Oh the anguish. She whispered “My Baby..” in Swahili and then began to thrash and scream. She shouted all of the normal questions that really have no answers. “Why my baby? Why me? I was not prepared for this! I want to die too..” I wrapped my arms around her and cried with her. In a moment like that, there really is nothing more that one can do. My heart broke with this family.
In my life I have had many pains. One of those pains included losing an unborn child myself. I did not carry this child to term as this mommy did. I have no idea if mine was a boy or a girl. But I do know the horror of having a doctor look you in the eye and tell you that what you believed and all you had hoped for would not be.
The passage in Second Corinthians, chapter 2 verses 3 to 4 comes to mind at a time like this. “All praise to the God and Father of our Lord Jesus Christ.

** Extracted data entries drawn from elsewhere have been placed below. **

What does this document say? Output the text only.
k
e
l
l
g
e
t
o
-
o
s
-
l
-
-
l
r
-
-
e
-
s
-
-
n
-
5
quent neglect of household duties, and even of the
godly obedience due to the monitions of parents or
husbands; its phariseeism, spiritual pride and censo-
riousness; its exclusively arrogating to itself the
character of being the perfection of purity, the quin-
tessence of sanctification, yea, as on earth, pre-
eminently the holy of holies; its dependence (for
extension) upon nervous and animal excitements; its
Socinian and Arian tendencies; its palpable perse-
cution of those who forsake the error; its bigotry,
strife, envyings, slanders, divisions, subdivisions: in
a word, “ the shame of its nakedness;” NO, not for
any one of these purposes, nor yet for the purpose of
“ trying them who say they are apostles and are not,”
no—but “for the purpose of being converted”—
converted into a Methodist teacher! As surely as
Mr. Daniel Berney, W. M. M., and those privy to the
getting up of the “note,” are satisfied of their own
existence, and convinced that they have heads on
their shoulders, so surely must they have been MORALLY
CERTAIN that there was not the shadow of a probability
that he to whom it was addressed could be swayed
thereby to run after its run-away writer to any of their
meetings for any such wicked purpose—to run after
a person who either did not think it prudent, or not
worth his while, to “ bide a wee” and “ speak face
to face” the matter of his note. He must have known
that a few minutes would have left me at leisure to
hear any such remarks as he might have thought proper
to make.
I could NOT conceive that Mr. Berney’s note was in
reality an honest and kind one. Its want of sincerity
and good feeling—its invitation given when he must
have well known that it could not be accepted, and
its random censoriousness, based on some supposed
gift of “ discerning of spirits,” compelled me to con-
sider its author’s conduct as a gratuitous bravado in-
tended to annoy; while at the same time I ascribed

He is the source of every mercy and the God who comforts us. He comforts us in all our troubles so that we can comfort others. When others are troubled, we will be able to give them the same comfort God has given us.” (NLT) I’ve always had mixed feelings about this passage. I ask myself why it is that any of us should need comfort in the first place? Why this horrible, inexplicable, pain and suffering that some are asked to endure? But in a moment like that moment last night, I find great comfort in the fact that I can truly look these parents in the eye and tell them “I know your pain. I know that it feels like you will just die from it. I have been there. I’m so sorry.”

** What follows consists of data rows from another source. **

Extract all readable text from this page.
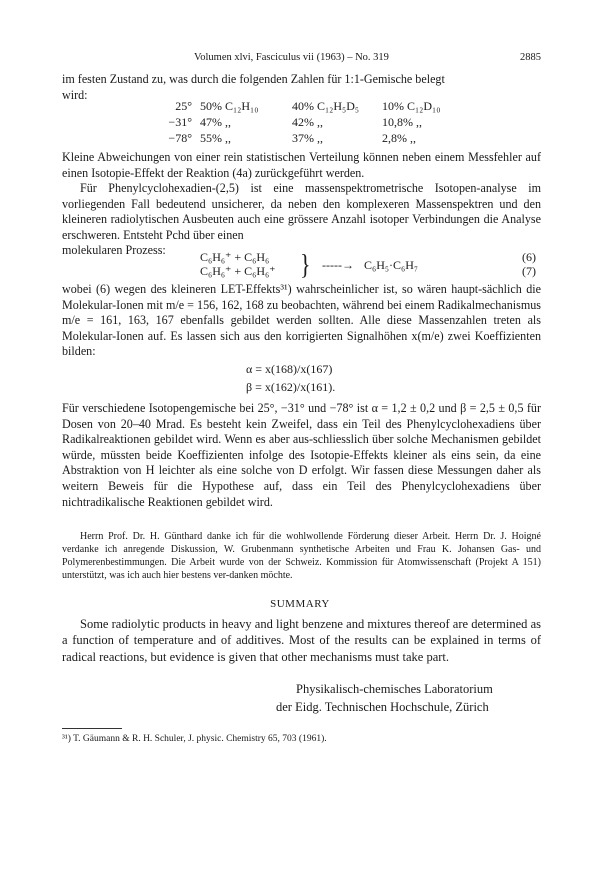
Volumen xlvi, Fasciculus vii (1963) – No. 319	2885

im festen Zustand zu, was durch die folgenden Zahlen für 1:1-Gemische belegt

wird:

25° 50% C₁₂H₁₀	40% C₁₂H₅D₅	10% C₁₂D₁₀
−31° 47% ,,	42% ,,	10,8% ,,
−78° 55% ,,	37% ,,	2,8% ,,

Kleine Abweichungen von einer rein statistischen Verteilung können neben einem Messfehler auf einen Isotopie-Effekt der Reaktion (4a) zurückgeführt werden.

Für Phenylcyclohexadien-(2,5) ist eine massenspektrometrische Isotopen-analyse im vorliegenden Fall bedeutend unsicherer, da neben den komplexeren Massenspektren und den kleineren radiolytischen Ausbeuten auch eine grössere Anzahl isotoper Verbindungen die Analyse erschweren. Entsteht Pchd über einen

molekularen Prozess:	C₆H₆⁺ + C₆H₆
C₆H₆⁺ + C₆H₆⁺ } -----→ C₆H₅·C₆H₇
(6)
(7)

wobei (6) wegen des kleineren LET-Effekts³¹) wahrscheinlicher ist, so wären haupt-sächlich die Molekular-Ionen mit m/e = 156, 162, 168 zu beobachten, während bei einem Radikalmechanismus m/e = 161, 163, 167 ebenfalls gebildet werden sollten. Alle diese Massenzahlen treten als Molekular-Ionen auf. Es lassen sich aus den korrigierten Signalhöhen x(m/e) zwei Koeffizienten bilden:

α = x(168)/x(167)
β = x(162)/x(161).

Für verschiedene Isotopengemische bei 25°, −31° und −78° ist α = 1,2 ± 0,2 und β = 2,5 ± 0,5 für Dosen von 20–40 Mrad. Es besteht kein Zweifel, dass ein Teil des Phenylcyclohexadiens über Radikalreaktionen gebildet wird. Wenn es aber aus-schliesslich über solche Mechanismen gebildet würde, müssten beide Koeffizienten infolge des Isotopie-Effekts kleiner als eins sein, da eine Abstraktion von H leichter als eine solche von D erfolgt. Wir fassen diese Messungen daher als weitern Beweis für die Hypothese auf, dass ein Teil des Phenylcyclohexadiens über nichtradikalische Reaktionen gebildet wird.

Herrn Prof. Dr. H. Günthard danke ich für die wohlwollende Förderung dieser Arbeit. Herrn Dr. J. Hoigné verdanke ich anregende Diskussion, W. Grubenmann synthetische Arbeiten und Frau K. Johansen Gas- und Polymerenbestimmungen. Die Arbeit wurde von der Schweiz. Kommission für Atomwissenschaft (Projekt A 151) unterstützt, was ich auch hier bestens ver-danken möchte.

SUMMARY

Some radiolytic products in heavy and light benzene and mixtures thereof are determined as a function of temperature and of additives. Most of the results can be explained in terms of radical reactions, but evidence is given that other mechanisms must take part.

Physikalisch-chemisches Laboratorium
der Eidg. Technischen Hochschule, Zürich
³¹) T. Gäumann & R. H. Schuler, J. physic. Chemistry 65, 703 (1961).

The job of washing a little body whose soul has left is such a terrible, painful thing. But I did it. I helped the mother hold her son as she told him goodbye while at the same time hardly believing it could be possible. Her head to his forehead and the tears falling unchecked. I prayed with the family. I asked that God would be the God of all comfort and peace. That they would know His presence and have the assurance that their baby is in the presence of God himself. I looked both parents in the eye and said very clearly THIS IS NOT YOUR FAULT! I asked them to comfort and hold each other as they walk through this unspeakable pain.

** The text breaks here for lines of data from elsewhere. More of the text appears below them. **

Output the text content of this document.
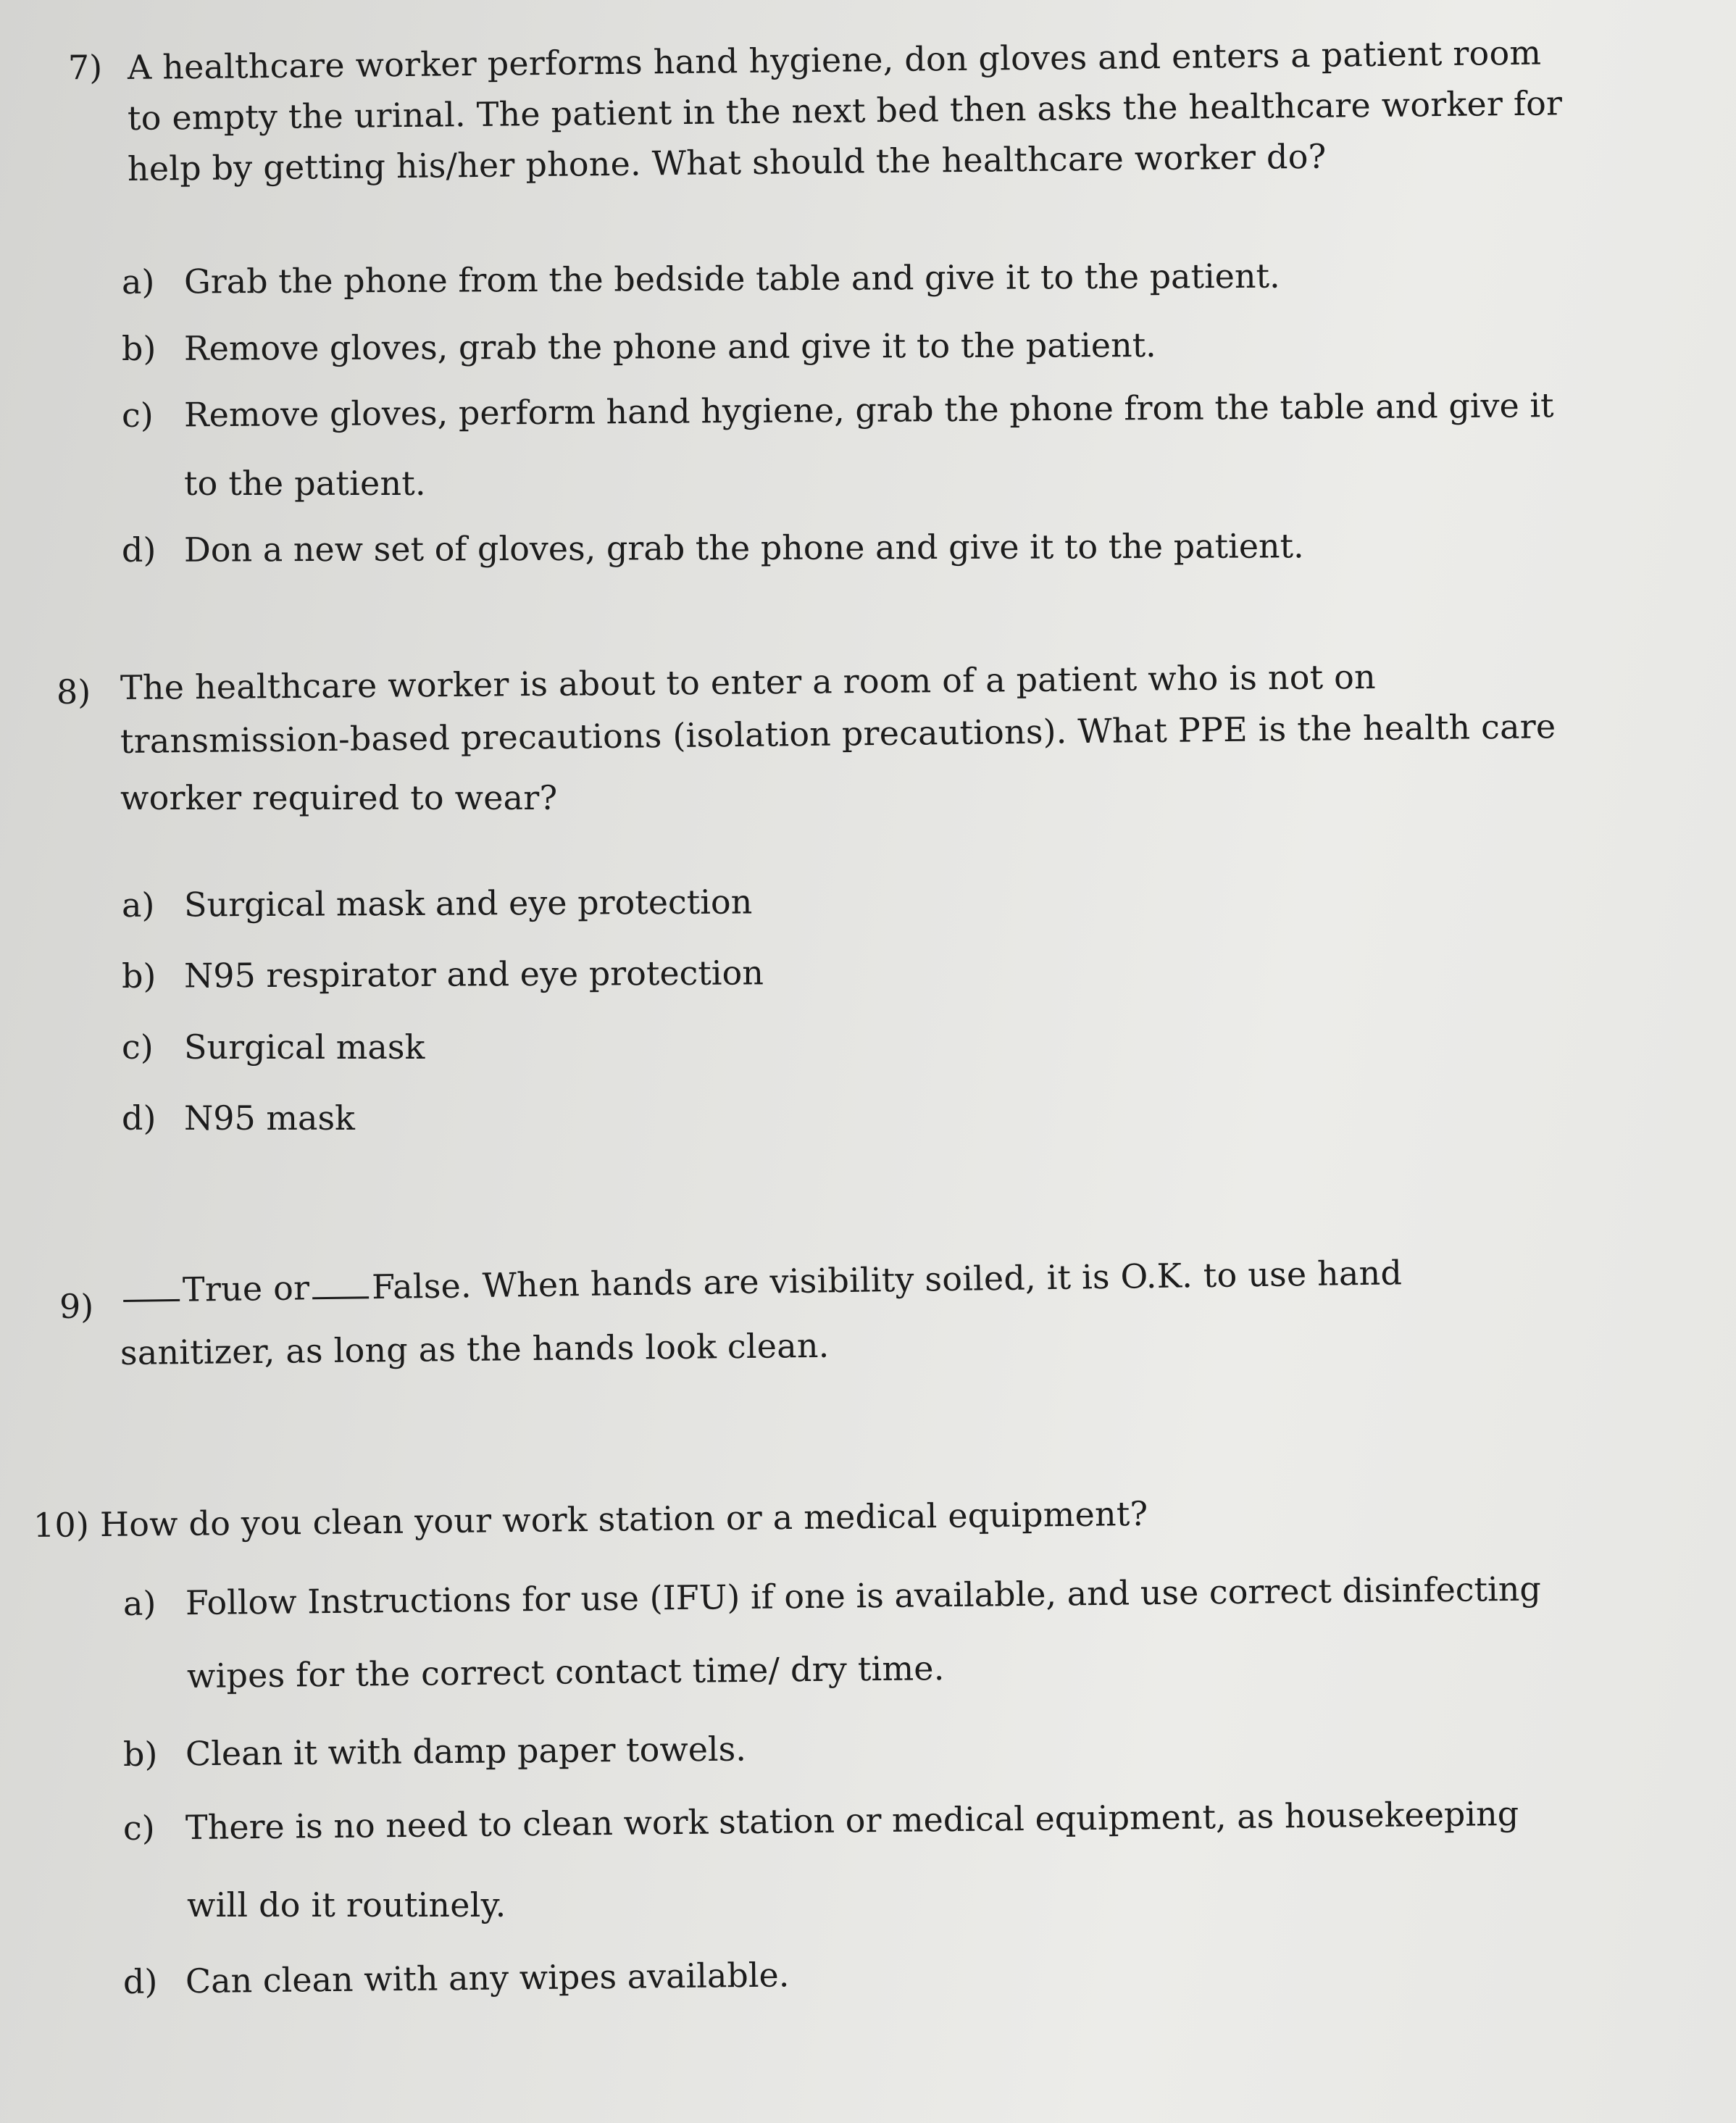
7) A healthcare worker performs hand hygiene, don gloves and enters a patient room
to empty the urinal. The patient in the next bed then asks the healthcare worker for
help by getting his/her phone. What should the healthcare worker do?
a) Grab the phone from the bedside table and give it to the patient.
b) Remove gloves, grab the phone and give it to the patient.
c) Remove gloves, perform hand hygiene, grab the phone from the table and give it
to the patient.
d) Don a new set of gloves, grab the phone and give it to the patient.
8) The healthcare worker is about to enter a room of a patient who is not on
transmission-based precautions (isolation precautions). What PPE is the health care
worker required to wear?
a) Surgical mask and eye protection
b) N95 respirator and eye protection
c) Surgical mask
d) N95 mask
9)	True or False. When hands are visibility soiled, it is O.K. to use hand
sanitizer, as long as the hands look clean.
10) How do you clean your work station or a medical equipment?
a) Follow Instructions for use (IFU) if one is available, and use correct disinfecting
wipes for the correct contact time/ dry time.
b) Clean it with damp paper towels.
c) There is no need to clean work station or medical equipment, as housekeeping
will do it routinely.
d) Can clean with any wipes available.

As I left them, extremely early this morning, they were discussing where they would bury their son. In this area you bury your loved ones in your backyard. They had recently moved to the area and are renting a small house about twenty minutes away. They don’t have their own property where they can lay their son to rest.
My short night was restless as I tossed and turned in my bed. But when I came fully awake I was overwhelmed with thankfulness that I could be there to weep with this family. That I have the honor and the privilege of stepping into peoples lives during their most horrific and vulnerable times. That God can use me as His instrument of peace during times of storms and crises.